No âmbito do ecoturismo, o bugio-preto é uma das espécies mais "fotogênicas" e fáceis de observar no Pantanal. Diferente de outros primatas que fogem rapidamente, os bugios costumam permanecer imóveis nos galhos, confiando em sua camuflagem ou simplesmente ignorando a presença humana, o que permite observações detalhadas de seu comportamento social e alimentação. Eles são frequentemente chamados de "macacos-preguiça dos primatas" devido ao seu ritmo de vida lento e tranquilo.

Outro fato notável é a sua resistência física. Bugios já foram observados sobrevivendo em áreas extremamente degradadas onde outros primatas desapareceram. Além disso, sua cauda preênsil é tão forte que, mesmo após a morte (em casos raros de predação ou doença), o animal pode permanecer pendurado no galho por algum tempo antes de cair. Essa adaptação morfológica é um testemunho da evolução primata nas florestas tropicais das Américas.

Referências

[1] IUCN. (2020). *Alouatta caraya*. The IUCN Red List of Threatened Species. Disponível em: https://www.iucnredlist.org/species/39916/17924823

[2] ICMBIO. (2018). *Livro Vermelho da Fauna Brasileira Ameaçada de Extinção*. ICMBio. Disponível em: https://www.icmbio.gov.br

[3] ALHO, C. J. R. (2008). *Biodiversidade do Pantanal*. Editora UNIDERP.

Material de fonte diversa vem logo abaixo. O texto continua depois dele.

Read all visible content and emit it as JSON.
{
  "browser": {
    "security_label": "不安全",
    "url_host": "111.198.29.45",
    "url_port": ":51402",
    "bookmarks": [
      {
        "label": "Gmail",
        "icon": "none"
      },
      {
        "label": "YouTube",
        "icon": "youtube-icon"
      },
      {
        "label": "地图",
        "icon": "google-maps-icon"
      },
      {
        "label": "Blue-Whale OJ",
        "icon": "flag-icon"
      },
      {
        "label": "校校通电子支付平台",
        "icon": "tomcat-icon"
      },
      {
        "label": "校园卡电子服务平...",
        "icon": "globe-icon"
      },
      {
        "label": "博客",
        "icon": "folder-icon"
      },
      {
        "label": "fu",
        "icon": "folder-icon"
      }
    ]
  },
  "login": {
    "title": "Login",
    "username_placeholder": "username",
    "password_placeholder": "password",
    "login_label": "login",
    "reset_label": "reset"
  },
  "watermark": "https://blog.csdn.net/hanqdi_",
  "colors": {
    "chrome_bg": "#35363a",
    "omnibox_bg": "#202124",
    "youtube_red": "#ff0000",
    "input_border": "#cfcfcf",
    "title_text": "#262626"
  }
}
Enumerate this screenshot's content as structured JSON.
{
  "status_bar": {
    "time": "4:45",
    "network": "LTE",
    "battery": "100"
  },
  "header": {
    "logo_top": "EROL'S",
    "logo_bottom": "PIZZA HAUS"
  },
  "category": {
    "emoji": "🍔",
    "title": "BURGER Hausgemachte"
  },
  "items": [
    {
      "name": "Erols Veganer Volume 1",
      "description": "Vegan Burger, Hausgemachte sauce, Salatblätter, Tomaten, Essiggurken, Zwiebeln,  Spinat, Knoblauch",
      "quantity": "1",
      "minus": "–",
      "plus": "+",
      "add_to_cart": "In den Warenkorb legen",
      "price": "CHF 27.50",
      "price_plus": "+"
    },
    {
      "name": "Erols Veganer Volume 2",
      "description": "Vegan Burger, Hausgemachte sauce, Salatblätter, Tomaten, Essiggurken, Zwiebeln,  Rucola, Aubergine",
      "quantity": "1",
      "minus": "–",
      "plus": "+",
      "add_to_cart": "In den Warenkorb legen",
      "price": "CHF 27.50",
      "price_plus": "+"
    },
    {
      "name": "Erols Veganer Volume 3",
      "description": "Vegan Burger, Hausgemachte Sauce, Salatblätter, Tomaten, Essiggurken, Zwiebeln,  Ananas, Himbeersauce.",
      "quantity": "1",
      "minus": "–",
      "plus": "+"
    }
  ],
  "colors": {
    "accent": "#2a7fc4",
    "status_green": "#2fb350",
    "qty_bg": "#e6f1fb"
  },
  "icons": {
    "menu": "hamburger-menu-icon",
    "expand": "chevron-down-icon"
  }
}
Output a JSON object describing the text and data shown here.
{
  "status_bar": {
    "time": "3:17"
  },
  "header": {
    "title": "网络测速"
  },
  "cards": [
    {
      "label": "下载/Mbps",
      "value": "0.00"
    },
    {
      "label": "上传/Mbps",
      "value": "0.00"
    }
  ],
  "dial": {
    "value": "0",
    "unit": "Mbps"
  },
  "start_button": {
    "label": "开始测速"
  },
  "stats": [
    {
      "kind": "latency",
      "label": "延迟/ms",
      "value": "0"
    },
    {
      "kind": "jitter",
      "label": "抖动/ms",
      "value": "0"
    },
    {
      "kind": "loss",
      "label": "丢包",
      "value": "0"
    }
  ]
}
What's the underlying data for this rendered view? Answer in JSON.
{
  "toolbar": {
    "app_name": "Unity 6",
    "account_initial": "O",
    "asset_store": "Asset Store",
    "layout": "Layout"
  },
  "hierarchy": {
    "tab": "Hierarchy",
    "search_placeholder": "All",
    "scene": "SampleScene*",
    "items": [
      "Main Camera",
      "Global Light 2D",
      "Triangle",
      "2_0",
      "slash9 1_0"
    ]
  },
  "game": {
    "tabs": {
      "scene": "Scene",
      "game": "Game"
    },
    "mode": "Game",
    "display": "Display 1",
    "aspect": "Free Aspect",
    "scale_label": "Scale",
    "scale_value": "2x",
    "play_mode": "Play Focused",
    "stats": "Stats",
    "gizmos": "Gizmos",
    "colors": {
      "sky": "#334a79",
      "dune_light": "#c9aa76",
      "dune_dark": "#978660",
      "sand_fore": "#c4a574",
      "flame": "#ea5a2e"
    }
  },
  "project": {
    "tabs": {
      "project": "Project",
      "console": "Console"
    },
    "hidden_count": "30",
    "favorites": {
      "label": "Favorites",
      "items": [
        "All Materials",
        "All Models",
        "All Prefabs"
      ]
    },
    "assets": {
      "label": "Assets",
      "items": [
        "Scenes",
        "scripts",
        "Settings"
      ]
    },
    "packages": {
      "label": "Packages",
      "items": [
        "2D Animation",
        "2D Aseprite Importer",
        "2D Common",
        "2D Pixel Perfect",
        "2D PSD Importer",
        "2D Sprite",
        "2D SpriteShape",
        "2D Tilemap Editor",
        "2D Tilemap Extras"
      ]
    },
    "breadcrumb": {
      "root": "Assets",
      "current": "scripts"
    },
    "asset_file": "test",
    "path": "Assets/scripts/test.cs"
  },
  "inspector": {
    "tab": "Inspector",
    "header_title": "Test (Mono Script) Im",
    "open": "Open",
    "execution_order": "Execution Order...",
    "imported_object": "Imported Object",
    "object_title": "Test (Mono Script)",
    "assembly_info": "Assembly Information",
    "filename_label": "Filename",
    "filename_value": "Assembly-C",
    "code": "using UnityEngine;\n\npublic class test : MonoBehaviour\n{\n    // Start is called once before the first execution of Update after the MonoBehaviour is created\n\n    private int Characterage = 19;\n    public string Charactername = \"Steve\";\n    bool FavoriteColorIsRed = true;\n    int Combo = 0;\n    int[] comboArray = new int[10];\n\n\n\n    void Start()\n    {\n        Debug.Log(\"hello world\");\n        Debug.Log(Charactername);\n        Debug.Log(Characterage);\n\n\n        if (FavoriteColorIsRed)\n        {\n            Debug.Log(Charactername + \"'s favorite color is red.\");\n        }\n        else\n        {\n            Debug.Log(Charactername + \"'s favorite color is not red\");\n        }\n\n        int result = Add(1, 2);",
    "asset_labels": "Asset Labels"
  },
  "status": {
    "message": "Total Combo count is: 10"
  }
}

[4] SOS PANTANAL. (2024). *Primatas do Pantanal*. SOS Pantanal. Disponível em: https://sospantanal.org.br/primatas-do-pantanal/

[5] EMBRAPA PANTANAL. (2010). *Primatas do Pantanal: Guia de Campo*. Embrapa Pantanal. Disponível em: https://www.embrapa.br/pantanal/publicacoes

[6] CHIARELLO, A. G. (2000). *Conservation of the Atlantic Forest primates: an analysis of the effects of habitat fragmentation on population viability*. Neotropical Primates, 8(2), 55-60.

[7] PEREIRA, L. C.; MENDES, S. L. (2009). *Ecologia e conservação de primatas no Brasil*. Editora da Universidade Federal do Espírito Santo.